Por Gustavo Abad
Hace una semana, el ecuatoriano Marcelo Lucero caminaba por una calle de Long Island (Nueva York) cuando se encontró con seis adolescentes xenófobos, quienes lo atacaron a cuchilladas y le quitaron la vida en obediencia a su sentimiento de odio a los migrantes latinos. Pocos días antes, el estadounidense Travis Ferguson ingresaba a una de las torres de la Universidad Católica de Quito y, al no llevar consigo su credencial de estudiante, los guardias lo atacaron a patadas y le rociaron gas pimienta en la cara − según cuenta Valeria Coronel en las páginas de este diario− en obediencia a su impulso de reprimir a todo aquel que, a su juicio, tenga apariencia sospechosa.

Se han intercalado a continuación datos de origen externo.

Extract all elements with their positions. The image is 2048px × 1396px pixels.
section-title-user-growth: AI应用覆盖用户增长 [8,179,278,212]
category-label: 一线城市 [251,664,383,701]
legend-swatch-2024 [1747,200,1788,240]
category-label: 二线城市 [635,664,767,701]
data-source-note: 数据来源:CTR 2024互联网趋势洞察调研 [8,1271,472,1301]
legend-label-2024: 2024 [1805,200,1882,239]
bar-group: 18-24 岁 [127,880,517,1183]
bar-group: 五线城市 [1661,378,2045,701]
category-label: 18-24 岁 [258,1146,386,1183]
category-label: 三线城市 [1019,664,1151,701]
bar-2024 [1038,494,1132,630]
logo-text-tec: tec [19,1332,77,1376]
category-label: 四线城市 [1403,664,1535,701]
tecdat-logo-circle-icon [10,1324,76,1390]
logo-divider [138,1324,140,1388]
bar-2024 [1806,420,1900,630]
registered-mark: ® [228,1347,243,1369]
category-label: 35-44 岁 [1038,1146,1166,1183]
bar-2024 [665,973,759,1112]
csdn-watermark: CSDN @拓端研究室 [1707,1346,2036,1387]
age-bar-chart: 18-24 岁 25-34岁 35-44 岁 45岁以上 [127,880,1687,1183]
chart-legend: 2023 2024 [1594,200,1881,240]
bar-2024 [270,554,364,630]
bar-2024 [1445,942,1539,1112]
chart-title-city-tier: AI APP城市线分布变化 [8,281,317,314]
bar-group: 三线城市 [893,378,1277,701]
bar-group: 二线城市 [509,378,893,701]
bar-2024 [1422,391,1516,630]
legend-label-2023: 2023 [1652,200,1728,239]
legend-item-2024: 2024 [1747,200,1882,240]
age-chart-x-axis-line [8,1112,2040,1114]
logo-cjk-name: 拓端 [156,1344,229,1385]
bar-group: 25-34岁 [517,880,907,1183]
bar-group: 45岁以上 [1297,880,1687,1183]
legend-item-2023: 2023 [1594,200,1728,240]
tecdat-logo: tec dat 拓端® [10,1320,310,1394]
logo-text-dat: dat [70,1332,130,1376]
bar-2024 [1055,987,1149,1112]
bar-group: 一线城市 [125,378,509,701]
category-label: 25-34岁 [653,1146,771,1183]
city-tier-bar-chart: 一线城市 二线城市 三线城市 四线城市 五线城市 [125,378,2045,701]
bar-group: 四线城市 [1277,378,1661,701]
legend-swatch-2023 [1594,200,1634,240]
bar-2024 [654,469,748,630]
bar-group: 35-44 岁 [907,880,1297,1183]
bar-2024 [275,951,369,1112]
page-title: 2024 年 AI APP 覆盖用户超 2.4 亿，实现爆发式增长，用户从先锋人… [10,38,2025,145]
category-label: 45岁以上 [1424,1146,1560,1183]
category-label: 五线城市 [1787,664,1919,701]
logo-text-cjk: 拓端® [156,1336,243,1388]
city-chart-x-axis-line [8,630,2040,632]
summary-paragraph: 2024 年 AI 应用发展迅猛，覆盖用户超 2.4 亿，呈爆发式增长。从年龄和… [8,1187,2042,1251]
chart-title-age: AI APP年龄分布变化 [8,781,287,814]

Las autoridades de ambos países se han movilizado por estos hechos. Las ecuatorianas, para que se castigue a los asesinos, y las estadounidenses para que se repare el daño moral al agredido. Esperemos que haya resultados en ambos casos. Sin embargo, también es necesario entender que este tipo de violencia se origina en un pensamiento que procura imponerse en el mundo y cuyo eje es el miedo a todo lo distinto. Un pensamiento que nace tanto en las altas esferas de poder y sus discursos de orden y seguridad, como en grupos racistas ligados más bien a una violencia primitiva de negación y eliminación del otro.
Quizá una de las figuras que mejor representan esta manera de entender el mundo es la del monstruo, ese ente imaginario al que la mitología asocia con el mal, ya sea por deformación corporal o perversión espiritual. Según el mito, los monstruos habitan en la oscuridad y su medio natural es el caos. Pero ocurre que cada tanto les da por asomarse hacia el mundo de la luz y del orden, hasta que alguien los descubre y enciende las alarmas. Entonces los monstruos deben ser detenidos y expulsados hacia el lugar del que salieron. En el mito religioso tradicional, deben volver al infierno. En el mito económico contemporáneo, a las márgenes de la sociedad, desde donde no puedan amenazar a los seres considerados normales.
Los discursos de inseguridad y violencia que han adquirido una presencia abrumadora en la cotidianidad, afianzan cada vez más la visión monstruosa del otro, una manera de negarle su humanidad y reducirlo a la condición de ser peligroso y despreciable, especialmente si ese otro es extranjero, negro, indio o pobre. Lo que los guardias de la Católica vieron no fue a un estudiante con ropa deportiva. Lo que vieron fue a alguien que no debía estar en ese lugar, porque un chico negro sin documentos significaba para ellos un potencial delincuente en un centro de estudios. En otras palabras, vieron un monstruo, porque los ojos miran lo que la mente les ha enseñado a mirar.
El orden rechaza todo lo que no armoniza con su lógica. Por eso, los centros comerciales, las universidades privadas, las mal llamadas zonas regeneradas, las ciudadelas de ricos, los edificios de oficinas empresariales, y otros lugares por el estilo, están hechos bajo el modelo de orden concebido desde el poder y el sistema dominante. Ahí todo parece seguro, y lo último que quieren perder sus ocupantes es esa sensación de seguridad. No importa si para ello tienen que desplegar sus propios actos de violencia, como las cuadrillas de guardias armados, sistemas de alarma y perros entrenados. El orden le teme a todo lo que no encaja en su visión, y aplaca su miedo rebuscando en cada lugar sus amenazas y sus monstruos, que no son otra cosa que la más violenta representación de lo distinto.